Effective myocardial protection during cardiac surgery requires a multidisciplinary approach, where skills, strategy, interprofessional communication, and care coordination are critical to enhancing patient-centered care and outcomes. Physicians and advanced clinicians must be adept at selecting and implementing the appropriate myocardial protection techniques based on patient-specific factors, such as the type of surgery, comorbidities, and coronary stenosis. Nurses are vital in monitoring patients' physiological parameters, ensuring that cardioplegic solutions are administered correctly, and promptly identifying deviations that could compromise myocardial protection. Pharmacists contribute by preparing and verifying the correct formulation and dosage of cardioplegic agents, ensuring that all medications are compatible and safe for the patient.
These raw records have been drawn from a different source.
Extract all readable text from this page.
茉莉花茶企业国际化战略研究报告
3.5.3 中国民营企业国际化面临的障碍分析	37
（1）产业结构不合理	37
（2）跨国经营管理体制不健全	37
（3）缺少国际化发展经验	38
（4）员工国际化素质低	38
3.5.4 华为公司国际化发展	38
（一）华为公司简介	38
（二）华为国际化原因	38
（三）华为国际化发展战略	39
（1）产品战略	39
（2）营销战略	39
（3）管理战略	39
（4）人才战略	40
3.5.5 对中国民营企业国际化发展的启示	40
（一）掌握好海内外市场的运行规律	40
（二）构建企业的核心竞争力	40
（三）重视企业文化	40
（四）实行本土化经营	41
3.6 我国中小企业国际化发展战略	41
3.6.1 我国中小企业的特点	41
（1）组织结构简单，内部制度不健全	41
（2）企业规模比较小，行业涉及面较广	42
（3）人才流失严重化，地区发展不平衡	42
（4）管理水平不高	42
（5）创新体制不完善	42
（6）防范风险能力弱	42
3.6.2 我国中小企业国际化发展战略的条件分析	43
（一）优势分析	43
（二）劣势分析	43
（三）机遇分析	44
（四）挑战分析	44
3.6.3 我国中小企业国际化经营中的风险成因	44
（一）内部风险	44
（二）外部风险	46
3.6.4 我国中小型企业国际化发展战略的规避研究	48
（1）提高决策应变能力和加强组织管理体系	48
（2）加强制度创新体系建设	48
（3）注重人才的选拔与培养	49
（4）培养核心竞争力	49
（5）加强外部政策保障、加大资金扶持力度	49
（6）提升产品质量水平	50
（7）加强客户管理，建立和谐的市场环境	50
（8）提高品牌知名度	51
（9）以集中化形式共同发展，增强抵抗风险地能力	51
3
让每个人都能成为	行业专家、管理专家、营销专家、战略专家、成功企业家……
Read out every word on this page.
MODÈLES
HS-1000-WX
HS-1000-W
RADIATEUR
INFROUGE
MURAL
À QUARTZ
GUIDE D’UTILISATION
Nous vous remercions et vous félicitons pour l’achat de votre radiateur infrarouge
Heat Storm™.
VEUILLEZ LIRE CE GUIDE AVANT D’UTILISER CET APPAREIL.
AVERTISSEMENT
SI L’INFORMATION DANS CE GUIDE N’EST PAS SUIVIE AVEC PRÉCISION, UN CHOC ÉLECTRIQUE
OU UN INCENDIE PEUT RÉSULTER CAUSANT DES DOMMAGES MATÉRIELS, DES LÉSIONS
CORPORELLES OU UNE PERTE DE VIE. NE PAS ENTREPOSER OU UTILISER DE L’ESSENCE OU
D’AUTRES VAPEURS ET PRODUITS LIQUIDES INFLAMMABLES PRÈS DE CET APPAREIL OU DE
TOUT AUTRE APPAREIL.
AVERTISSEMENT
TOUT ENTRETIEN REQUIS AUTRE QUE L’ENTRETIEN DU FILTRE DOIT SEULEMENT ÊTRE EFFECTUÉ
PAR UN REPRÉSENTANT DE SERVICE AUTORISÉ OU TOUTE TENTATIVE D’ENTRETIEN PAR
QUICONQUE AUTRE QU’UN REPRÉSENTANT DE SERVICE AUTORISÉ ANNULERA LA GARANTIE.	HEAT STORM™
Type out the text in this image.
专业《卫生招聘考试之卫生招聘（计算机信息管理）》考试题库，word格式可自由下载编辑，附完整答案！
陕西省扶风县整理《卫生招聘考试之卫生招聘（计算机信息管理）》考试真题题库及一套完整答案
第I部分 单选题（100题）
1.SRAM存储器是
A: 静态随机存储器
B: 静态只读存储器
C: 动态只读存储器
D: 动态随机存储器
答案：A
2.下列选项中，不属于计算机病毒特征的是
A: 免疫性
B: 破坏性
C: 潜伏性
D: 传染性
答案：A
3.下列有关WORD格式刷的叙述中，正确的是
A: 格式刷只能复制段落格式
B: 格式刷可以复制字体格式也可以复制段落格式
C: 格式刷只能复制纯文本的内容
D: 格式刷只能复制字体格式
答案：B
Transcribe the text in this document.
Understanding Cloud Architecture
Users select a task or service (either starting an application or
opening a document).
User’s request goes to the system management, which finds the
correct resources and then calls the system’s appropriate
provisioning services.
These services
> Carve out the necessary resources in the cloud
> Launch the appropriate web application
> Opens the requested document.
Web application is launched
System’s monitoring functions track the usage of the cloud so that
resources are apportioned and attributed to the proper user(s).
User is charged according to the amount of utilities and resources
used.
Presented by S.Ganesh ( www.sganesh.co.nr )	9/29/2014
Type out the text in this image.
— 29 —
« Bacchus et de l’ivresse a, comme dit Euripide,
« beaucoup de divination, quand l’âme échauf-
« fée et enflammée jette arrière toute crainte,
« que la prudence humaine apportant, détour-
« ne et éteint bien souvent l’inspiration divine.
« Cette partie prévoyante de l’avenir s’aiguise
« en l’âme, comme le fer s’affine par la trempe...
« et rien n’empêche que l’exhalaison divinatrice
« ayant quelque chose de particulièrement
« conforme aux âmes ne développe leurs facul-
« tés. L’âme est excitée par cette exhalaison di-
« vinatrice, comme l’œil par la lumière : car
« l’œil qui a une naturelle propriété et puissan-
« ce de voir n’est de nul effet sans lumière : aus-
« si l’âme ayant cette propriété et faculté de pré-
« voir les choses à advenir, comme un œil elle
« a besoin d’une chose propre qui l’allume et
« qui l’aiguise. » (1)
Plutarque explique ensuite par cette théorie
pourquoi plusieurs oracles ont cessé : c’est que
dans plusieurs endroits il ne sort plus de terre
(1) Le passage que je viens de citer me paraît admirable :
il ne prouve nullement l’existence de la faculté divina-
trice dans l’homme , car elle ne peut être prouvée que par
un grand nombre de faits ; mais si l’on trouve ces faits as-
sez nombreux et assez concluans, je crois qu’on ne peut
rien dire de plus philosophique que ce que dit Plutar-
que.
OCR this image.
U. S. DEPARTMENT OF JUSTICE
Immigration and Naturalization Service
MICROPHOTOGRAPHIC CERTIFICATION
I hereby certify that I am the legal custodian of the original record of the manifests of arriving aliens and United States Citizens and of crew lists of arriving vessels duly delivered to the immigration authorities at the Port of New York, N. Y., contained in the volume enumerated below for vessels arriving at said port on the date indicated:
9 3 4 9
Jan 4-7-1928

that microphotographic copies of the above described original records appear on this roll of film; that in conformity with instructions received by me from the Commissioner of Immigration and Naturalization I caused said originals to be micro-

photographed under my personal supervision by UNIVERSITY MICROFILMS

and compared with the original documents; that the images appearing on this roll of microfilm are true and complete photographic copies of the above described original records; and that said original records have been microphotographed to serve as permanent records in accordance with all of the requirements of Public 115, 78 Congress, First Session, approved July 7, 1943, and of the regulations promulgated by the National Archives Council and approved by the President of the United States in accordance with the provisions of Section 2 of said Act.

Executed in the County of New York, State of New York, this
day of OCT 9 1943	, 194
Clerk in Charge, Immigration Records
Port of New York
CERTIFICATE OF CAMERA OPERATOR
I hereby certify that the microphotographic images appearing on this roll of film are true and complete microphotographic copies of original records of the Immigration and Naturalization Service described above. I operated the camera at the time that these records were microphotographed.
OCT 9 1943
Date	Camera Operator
Interprofessional communication is essential for coordinating care across the surgical team, ensuring that each member understands their role and responsibilities in the myocardial protection strategy. Regular team briefings, clear communication during surgery, and collaborative decision-making are crucial to avoiding errors and enhancing patient safety. By working together and sharing expertise, the team can optimize myocardial protection, reduce the risk of complications, and improve overall surgical outcomes. This coordinated approach enhances patient safety and boosts team performance, leading to better care delivery and favorable patient outcomes.

Nursing, Allied Health, and Interprofessional Team Monitoring

After surgery, the nursing staff should be vigilant for any unintended issues with protecting the heart during the procedure and any other unexpected events. These issues may become apparent hours after leaving the operating room, so the charge nurse must be especially attentive in addressing them.[32]